La voix d'Hansi vient me tirer de mes réflexions :

- Alors ? Quel est ton diagnostic, hormis le fait qu'il est salement amoché ?

- Vu la profondeur des plaies, il faudrait lui faire des points de suture afin d'arrêter l'hémorragie et aider son corps dans le processus de cicatrisation et guérison.

- Ça marche. Je vais voir si je peux trouver le nécessaire.

- Oui, je me souviens qu'on a emmené du fil et une aiguille. Il me faudrait aussi de quoi désinfecter ses blessures. Il y a un savon dans ma tente et je sais que nous n'avons pas encore épuisé nos réserves d'eau.

- Parfait. Je reviens tout de suite.

Elle se lève et se dirige d'abord vers ma tente. Pendant ce temps, je tâtonne les jambes de mon caporal afin de m'assurer qu'il ne présente aucune autre blessure. Je n'y trouve pas la moindre égratinure, mais je crains des lésions internes.

Comme promis, la grande brune revient très vite avec tout le matériel demandé.

Je commence donc par ôter les échardes de sa chair à l'aide d'une pince. Je savonne ensuite l'eau avant d'y tremper un mouchoir blanc. Je me sers de ce tissu imbibé pour nettoyer les plaies du blessé. Cela me permet à la fois d'essuyer le sang et de désinfecter.
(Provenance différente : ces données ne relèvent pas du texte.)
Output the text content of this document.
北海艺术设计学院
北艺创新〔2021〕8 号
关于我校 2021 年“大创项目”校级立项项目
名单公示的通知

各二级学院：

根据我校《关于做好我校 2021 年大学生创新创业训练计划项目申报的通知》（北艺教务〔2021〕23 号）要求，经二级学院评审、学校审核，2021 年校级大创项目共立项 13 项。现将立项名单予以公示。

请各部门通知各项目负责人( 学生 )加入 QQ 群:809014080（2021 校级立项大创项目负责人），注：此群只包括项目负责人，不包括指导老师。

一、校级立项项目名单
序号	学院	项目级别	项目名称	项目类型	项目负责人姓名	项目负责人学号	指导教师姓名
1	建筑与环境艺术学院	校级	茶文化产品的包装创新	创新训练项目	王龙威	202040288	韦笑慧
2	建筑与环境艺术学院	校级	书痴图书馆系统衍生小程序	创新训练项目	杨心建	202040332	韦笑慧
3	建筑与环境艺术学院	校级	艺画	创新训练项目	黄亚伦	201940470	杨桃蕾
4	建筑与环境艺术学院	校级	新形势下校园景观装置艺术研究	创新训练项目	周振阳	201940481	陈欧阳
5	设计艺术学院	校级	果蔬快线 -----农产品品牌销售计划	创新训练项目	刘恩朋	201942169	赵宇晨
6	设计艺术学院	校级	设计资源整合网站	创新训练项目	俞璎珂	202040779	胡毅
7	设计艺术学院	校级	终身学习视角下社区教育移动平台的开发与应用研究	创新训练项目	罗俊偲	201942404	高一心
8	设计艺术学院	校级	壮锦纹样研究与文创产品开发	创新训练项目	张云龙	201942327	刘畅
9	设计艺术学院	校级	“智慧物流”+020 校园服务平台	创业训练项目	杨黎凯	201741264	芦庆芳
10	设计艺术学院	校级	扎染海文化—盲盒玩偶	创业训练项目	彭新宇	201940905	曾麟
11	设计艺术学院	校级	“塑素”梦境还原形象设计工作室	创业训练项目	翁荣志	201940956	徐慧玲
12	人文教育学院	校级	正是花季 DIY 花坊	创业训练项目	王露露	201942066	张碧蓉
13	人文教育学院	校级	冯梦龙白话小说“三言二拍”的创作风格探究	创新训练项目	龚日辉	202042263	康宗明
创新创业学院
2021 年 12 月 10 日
Une fois ces deux premières étapes accomplies, je m'empare à nouveau de la pince, que j'essuye avec l'eau savonnée pour la stériliser. Je fais de même avec l'aiguille que j'attrape à l'aide de cette pince. Hansi se charge ensuite d'y attacher un bout de fil. Je peux ainsi commencer à coudre les blessures de Livaï. À chaque fois que je referme une ouverture dans sa chair, le major coupe le fil avec une paire de ciseaux avant d'en attacher un autre à mon aiguille. Ce travail d'équipe nous permet d'avancer plus efficacement. Son aide m'est très précieuse !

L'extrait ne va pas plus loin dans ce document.